Net als haar running mate, Tim Waltz, staat Harris volledig aan de kant van Israël. Ze heeft geweigerd zich te distantiëren van de compliciteit van de regering van president Joe Biden in de Israëlische militarisme, bezetting en terreur. Deze compliciteit is alleen maar toegenomen in de afgelopen weken, terwijl het Witte Huis, waarvan zij deel uitmaakt, toezicht houdt op het “Algemene Plan” van Israël om noord-Gaza etnisch te reinigen door middel van bombardementen, honger en uitzetting van burgers. Biden’s laatste poging om een kortetermijnbestand en de vrijlating van Israëlisch-Amerikaanse gijzelaars te bepleiten, zou de perceptie van kiezers over waar Harris staat niet veranderen.
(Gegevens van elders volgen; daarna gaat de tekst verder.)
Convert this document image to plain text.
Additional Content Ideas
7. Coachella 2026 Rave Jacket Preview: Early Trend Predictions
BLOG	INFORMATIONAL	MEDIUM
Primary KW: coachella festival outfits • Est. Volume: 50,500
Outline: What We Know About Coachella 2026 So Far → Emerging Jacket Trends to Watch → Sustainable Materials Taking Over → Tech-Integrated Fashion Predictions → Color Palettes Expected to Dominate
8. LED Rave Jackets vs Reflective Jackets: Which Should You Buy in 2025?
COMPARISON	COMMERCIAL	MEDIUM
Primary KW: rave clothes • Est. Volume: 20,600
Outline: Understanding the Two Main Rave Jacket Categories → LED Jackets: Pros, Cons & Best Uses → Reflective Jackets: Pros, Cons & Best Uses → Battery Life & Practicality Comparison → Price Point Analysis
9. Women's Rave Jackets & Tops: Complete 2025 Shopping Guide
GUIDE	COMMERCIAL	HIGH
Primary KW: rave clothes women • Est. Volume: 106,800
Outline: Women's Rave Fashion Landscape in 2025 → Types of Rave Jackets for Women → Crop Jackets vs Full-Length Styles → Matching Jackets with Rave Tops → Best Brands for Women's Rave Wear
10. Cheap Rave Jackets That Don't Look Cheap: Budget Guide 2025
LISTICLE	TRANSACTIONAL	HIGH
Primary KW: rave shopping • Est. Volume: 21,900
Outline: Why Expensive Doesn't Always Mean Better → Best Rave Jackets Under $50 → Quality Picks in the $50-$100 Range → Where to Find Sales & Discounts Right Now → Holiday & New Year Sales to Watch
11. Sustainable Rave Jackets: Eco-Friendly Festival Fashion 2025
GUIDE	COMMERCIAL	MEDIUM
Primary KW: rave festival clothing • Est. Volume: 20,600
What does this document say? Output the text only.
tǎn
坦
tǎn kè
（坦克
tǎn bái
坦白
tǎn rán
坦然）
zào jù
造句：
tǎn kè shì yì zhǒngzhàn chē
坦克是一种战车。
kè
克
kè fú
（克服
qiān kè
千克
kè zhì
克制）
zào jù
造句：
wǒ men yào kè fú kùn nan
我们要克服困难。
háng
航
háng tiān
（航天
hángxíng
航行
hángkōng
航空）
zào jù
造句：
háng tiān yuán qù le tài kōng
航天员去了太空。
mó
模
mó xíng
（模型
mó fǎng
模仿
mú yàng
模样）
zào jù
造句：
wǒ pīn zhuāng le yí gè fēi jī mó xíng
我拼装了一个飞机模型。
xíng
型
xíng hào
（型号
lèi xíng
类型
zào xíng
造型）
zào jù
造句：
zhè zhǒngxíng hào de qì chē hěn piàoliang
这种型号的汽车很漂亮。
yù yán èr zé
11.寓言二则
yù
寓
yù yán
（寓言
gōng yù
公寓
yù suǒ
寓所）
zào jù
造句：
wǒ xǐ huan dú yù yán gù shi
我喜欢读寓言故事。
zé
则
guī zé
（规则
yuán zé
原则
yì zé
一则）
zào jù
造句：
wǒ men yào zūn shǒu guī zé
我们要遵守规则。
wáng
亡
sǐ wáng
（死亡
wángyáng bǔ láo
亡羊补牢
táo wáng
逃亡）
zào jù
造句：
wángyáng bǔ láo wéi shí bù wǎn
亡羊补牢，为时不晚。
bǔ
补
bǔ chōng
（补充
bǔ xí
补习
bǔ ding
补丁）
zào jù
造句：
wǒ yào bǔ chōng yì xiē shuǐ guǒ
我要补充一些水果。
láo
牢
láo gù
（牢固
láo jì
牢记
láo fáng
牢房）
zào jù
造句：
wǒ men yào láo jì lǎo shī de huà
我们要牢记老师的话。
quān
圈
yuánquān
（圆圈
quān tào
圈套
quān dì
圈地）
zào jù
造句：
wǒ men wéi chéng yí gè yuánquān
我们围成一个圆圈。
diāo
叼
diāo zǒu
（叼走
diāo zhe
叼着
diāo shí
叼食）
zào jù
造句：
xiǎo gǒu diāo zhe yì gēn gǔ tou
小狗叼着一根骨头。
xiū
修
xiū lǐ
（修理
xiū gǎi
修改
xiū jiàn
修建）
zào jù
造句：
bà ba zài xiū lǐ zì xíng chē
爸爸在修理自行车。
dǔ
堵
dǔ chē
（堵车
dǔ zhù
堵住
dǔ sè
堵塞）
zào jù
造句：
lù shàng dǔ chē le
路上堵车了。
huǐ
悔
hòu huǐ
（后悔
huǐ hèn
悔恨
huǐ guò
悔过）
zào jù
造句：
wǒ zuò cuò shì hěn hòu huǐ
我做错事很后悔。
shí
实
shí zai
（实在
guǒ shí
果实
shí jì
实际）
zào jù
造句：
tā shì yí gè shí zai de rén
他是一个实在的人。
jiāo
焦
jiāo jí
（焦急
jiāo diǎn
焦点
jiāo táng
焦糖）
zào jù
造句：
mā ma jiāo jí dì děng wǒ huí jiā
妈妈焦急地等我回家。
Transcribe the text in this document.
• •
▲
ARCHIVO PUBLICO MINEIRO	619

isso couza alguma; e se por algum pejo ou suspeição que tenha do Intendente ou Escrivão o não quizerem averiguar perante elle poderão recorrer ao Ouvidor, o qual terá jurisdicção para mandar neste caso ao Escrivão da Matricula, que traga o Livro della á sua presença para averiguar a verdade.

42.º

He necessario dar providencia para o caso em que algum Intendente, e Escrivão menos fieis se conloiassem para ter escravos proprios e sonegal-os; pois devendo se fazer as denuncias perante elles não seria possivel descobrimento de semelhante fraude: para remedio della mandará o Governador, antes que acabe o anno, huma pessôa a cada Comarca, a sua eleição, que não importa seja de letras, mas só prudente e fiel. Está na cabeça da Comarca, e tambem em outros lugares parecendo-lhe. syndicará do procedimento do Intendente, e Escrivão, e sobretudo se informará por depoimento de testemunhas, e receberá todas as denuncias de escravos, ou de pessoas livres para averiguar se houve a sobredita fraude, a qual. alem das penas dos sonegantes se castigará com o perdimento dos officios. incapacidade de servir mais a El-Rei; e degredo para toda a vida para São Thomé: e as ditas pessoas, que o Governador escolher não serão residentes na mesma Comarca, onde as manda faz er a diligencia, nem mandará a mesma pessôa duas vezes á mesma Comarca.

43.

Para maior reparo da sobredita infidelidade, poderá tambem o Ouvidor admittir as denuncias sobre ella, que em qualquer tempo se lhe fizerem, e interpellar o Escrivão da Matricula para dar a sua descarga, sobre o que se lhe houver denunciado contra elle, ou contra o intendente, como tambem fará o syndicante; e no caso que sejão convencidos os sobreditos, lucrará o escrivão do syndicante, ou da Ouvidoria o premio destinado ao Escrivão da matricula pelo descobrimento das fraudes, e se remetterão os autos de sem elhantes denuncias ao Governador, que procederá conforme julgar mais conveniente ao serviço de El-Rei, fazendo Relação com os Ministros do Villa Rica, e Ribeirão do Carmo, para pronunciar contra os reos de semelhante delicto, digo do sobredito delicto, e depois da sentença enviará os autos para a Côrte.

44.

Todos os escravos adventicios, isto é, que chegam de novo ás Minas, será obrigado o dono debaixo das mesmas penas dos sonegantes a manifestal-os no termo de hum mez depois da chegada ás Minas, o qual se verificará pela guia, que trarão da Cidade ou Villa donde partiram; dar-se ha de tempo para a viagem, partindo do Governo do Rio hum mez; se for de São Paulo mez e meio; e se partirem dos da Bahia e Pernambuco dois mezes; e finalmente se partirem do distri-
Deze agressieve houding heeft vooral Arabische en moslim-Amerikanen vervreemd. Laatstgenoemden vormden in 2022 minder dan 1,5 procent van de geregistreerde kiezers, maar hun verspreiding geeft hen onevenredige macht, wat ze al hebben aangetoond met de ongebonden beweging die ze leidde tijdens de Democratische voorverkiezingen.
Zoals gebruikelijk behandelt de Amerikaanse duopolie kiezers met een keuze tussen slecht en erger. Maar alleen maar de minder slechte optie zijn is niet genoeg voor Harris om te winnen.
Toch, terwijl november nadert, achtervolgt ze kiezers die haar niet willen en schuwt ze degenen die ze het meest nodig heeft. Het zijn niet alleen Arabieren en moslims. Scores van kiezers uit verschillende demografische groepen zijn verontwaardigd over de genocide in Gaza en verlangen naar meer progressieve politiek. Harris heeft niet de intentie om die beleidsmaatregelen te leveren en kan electorale gevolgen ondervinden.